At issue is not whether one side or the other was intransigent, but only if the employer genuinely tried to reach an agreement. The labor board must consider the employer's overall conduct to try to gauge the intent of bargaining, ruling for the union if it can be shown that management entered talks with "predetermined resolve not to budge from an initial position," in the words of one judge.
"Bargaining in good faith doesn't require either side to make concessions. It doesn't mean the employer can't stick to something that they need for his business," said Baltimore attorney Ed Gutman, a labor law specialist who represents management.
If the board finds there has not been an impasse in bargaining, it could order the owners to pay players whatever they would have received under the old contract. But that would be difficult to calculate in the complex world of baseball's individual player contracts, where the minimum salary is $109,000, but the average player makes $1 million.
And the board can't solve the dispute.
"It's not like the labor board could say: 'This is what you should have decided.' It doesn't work that way," said Briggs, who has been a consultant for the NFL Players Association.
The union has hinted that it will ask the labor board for an injunction under an obscure and little-used subsection of labor law known by the designation 10-J. Such an order could reverse the owners' contract imposition and order bargaining to resume.
Former players union head Marvin Miller sought but failed to win an injunction in the 1981 baseball dispute.
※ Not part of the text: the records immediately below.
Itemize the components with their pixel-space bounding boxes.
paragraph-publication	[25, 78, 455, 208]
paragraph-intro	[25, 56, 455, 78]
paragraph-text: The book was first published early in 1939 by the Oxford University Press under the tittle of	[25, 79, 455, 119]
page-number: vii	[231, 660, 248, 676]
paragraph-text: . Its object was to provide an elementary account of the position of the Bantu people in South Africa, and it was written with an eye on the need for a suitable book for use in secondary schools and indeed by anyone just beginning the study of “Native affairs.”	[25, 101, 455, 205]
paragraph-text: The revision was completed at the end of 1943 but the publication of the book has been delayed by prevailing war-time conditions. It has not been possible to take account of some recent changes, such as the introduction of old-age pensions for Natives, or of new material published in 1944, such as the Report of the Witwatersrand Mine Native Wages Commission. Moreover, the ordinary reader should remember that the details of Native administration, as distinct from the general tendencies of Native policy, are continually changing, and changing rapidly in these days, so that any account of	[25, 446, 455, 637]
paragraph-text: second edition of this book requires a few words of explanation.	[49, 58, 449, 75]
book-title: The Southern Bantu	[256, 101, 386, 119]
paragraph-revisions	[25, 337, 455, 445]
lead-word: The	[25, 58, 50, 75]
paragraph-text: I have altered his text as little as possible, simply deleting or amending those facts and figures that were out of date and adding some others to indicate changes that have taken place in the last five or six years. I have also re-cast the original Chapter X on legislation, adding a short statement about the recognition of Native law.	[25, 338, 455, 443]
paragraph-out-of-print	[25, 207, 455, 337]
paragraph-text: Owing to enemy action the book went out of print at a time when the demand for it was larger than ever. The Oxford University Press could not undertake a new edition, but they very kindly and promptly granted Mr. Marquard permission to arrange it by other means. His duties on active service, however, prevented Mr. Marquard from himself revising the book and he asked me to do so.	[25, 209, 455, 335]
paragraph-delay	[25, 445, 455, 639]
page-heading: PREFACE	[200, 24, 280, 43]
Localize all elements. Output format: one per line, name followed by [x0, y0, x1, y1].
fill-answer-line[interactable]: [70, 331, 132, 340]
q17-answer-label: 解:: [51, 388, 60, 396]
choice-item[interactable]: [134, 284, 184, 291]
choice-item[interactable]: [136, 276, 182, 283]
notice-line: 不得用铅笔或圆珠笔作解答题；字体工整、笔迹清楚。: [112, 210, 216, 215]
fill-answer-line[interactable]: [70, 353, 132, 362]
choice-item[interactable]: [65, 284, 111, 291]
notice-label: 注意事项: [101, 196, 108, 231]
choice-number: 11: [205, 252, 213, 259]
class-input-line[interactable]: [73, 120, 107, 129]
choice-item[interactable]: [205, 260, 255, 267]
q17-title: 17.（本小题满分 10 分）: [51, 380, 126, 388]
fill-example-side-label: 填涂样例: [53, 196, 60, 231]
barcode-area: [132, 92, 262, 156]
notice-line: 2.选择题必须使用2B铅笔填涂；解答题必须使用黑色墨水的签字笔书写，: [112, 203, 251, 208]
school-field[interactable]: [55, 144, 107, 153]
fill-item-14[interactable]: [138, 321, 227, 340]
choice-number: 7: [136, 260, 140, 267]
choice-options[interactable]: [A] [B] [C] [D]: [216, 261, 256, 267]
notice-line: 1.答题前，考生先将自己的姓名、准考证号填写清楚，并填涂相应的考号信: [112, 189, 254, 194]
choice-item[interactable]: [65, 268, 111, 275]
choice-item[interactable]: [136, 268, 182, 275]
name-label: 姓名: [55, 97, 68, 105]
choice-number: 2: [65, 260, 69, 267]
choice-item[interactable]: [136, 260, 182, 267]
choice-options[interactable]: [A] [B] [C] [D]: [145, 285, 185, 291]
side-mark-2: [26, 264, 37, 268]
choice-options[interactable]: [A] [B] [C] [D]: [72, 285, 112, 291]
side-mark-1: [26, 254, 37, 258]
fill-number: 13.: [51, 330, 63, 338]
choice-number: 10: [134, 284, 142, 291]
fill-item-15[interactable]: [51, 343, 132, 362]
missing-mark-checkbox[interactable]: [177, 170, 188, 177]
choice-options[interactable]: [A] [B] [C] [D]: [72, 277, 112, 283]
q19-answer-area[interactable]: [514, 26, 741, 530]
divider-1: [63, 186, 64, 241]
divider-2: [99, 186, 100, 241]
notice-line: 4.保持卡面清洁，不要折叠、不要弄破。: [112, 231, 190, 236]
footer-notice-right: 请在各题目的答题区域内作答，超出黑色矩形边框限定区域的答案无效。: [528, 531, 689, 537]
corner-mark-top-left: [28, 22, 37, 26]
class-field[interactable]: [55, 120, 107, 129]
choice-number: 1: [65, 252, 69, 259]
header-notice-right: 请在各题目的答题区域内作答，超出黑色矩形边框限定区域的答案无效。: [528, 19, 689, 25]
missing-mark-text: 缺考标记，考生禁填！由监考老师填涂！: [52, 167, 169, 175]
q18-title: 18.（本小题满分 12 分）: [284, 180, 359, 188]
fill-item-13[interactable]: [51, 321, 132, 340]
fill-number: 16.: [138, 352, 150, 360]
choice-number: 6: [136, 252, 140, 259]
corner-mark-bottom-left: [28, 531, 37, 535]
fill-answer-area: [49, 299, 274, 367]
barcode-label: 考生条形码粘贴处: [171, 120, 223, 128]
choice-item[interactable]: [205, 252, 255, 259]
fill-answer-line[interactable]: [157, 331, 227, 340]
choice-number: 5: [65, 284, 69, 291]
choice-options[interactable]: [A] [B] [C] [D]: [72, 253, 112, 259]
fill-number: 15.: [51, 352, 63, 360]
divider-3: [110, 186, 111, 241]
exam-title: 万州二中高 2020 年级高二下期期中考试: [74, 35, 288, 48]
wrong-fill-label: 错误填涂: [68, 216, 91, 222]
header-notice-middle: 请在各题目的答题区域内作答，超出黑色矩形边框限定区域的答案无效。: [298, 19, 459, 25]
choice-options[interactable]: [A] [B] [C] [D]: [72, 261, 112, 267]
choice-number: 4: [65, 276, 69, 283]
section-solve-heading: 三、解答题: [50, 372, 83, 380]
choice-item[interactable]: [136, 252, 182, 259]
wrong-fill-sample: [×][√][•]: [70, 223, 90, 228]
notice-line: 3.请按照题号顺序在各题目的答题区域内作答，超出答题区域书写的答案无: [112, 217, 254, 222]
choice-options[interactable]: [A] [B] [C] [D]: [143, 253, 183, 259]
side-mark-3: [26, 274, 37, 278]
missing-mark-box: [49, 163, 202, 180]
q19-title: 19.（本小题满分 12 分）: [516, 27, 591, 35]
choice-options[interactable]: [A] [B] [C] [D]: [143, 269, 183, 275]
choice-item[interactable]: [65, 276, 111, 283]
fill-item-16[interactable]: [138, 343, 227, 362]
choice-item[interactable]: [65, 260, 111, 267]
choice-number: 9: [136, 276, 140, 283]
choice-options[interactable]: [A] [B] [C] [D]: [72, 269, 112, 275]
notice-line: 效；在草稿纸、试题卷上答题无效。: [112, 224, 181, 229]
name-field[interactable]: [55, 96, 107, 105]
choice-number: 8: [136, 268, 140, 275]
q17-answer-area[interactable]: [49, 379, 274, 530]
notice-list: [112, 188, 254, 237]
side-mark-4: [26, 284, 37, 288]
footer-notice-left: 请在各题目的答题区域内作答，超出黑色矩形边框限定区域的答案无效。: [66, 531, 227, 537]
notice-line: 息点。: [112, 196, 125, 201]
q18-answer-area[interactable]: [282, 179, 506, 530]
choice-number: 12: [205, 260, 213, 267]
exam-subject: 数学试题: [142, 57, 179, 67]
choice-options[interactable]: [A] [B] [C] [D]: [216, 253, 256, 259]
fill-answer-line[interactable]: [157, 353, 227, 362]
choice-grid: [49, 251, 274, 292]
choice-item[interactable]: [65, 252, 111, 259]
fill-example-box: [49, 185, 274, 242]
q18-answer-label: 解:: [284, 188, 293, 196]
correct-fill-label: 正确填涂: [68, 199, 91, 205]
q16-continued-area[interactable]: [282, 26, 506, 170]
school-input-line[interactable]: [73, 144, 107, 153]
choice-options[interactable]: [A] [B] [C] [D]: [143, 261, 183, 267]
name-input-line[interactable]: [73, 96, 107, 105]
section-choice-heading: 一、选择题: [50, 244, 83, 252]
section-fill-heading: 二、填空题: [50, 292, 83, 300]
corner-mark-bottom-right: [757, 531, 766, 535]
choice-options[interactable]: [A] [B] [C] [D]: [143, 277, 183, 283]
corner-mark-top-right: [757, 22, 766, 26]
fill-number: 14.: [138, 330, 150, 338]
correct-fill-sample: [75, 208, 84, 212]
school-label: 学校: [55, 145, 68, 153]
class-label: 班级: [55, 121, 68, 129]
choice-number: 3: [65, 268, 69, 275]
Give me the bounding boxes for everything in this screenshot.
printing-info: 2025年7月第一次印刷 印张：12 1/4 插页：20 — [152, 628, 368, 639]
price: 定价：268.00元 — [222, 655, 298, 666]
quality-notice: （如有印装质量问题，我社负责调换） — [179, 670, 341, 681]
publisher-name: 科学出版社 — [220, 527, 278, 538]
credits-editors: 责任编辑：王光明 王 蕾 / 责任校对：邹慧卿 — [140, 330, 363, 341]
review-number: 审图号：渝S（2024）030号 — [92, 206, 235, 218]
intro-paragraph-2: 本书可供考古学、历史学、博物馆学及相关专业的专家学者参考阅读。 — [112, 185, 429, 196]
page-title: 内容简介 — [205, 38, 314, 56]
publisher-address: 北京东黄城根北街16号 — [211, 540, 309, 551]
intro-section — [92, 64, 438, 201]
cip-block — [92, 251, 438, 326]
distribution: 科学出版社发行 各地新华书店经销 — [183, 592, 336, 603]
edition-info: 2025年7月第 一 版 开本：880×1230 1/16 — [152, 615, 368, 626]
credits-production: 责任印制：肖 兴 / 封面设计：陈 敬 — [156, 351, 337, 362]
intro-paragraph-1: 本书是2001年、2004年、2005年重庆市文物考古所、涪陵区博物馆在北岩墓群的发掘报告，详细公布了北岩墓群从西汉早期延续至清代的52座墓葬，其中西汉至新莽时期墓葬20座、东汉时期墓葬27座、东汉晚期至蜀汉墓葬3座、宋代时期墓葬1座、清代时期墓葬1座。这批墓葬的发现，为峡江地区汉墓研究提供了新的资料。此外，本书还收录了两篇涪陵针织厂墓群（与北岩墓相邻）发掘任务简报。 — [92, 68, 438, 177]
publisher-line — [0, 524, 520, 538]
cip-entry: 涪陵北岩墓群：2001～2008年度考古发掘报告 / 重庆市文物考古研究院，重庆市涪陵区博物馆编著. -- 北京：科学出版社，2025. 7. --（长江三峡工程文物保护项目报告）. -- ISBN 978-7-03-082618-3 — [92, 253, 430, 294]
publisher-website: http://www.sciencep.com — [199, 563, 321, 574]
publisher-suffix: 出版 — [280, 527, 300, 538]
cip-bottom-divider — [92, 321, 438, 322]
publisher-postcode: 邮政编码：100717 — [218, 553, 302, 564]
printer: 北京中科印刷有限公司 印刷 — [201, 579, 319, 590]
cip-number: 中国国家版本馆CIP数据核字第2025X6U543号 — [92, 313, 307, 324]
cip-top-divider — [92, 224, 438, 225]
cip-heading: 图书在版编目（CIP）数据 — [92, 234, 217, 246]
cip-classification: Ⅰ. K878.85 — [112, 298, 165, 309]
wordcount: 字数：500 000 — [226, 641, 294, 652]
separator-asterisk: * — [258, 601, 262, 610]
In that case, then-commissioner Bowie Kuhn had said at the start of talks that the game could not survive with its current salary system.
The football players also sought, but failed, to win such a labor board ruling in 1982.
"I've never seen it done because the labor board as a rule doesn't like to get involved with negotiations," Gutman said.
The labor board already has agreed to pursue one charge filed by the union, alleging the teams illegally failed to make $7.8 million in benefits payments from All-Star Game revenues. The union believes this could help make its case that the owners have not acted in good faith throughout the negotiations.
Possibly working in the union's favor is that the most pro-labor president in 12 years is in office and has appointed three of the five labor board members, including its general counsel.
The labor board has said it will expedite its review of the case, but the investigation could take weeks or even months. And then the loser can appeal to the general counsel in Washington, but not to court.
"If the players lose at the NLRB level, they've got no other options in court," said Lisa Pike, a sports law specialist and professor at the University of Massachusetts.
The Supreme Court has bestowed special status on baseball, exempting if from antitrust laws designed to promote competition in commerce. Players in other sports have been able to drag the leagues into court and accuse them of illegally restricting wages, attempting to establish monopoly control over pay.
Football players used the courts effectively after their 1987 strike was called off after 24 days amid widespread defections from players when the owners fielded replacements. The union went to court and even decertified itself as a collective bargaining agent to deny the teams an antitrust exemption for union contracts. The two sides eventually reached agreement at the urgings of a federal judge who hinted he would issue a decision unfavorable to both sides.
"With the antitrust exemption, the baseball owners are certainly in a strong and favorable position," said James Gray, assistant director of the National Sports Law Institute at Marquette University in Milwaukee.
The baseball union's only hope would be congressional repeal of the antitrust exemption, and then a lawsuit -- another long and uncertain process. The players could chose to return to the field during this process, but that would diminish the pressure on Congress and the teams.
Incoming chairmen of key congressional committees have signaled interest in repealing the exemption.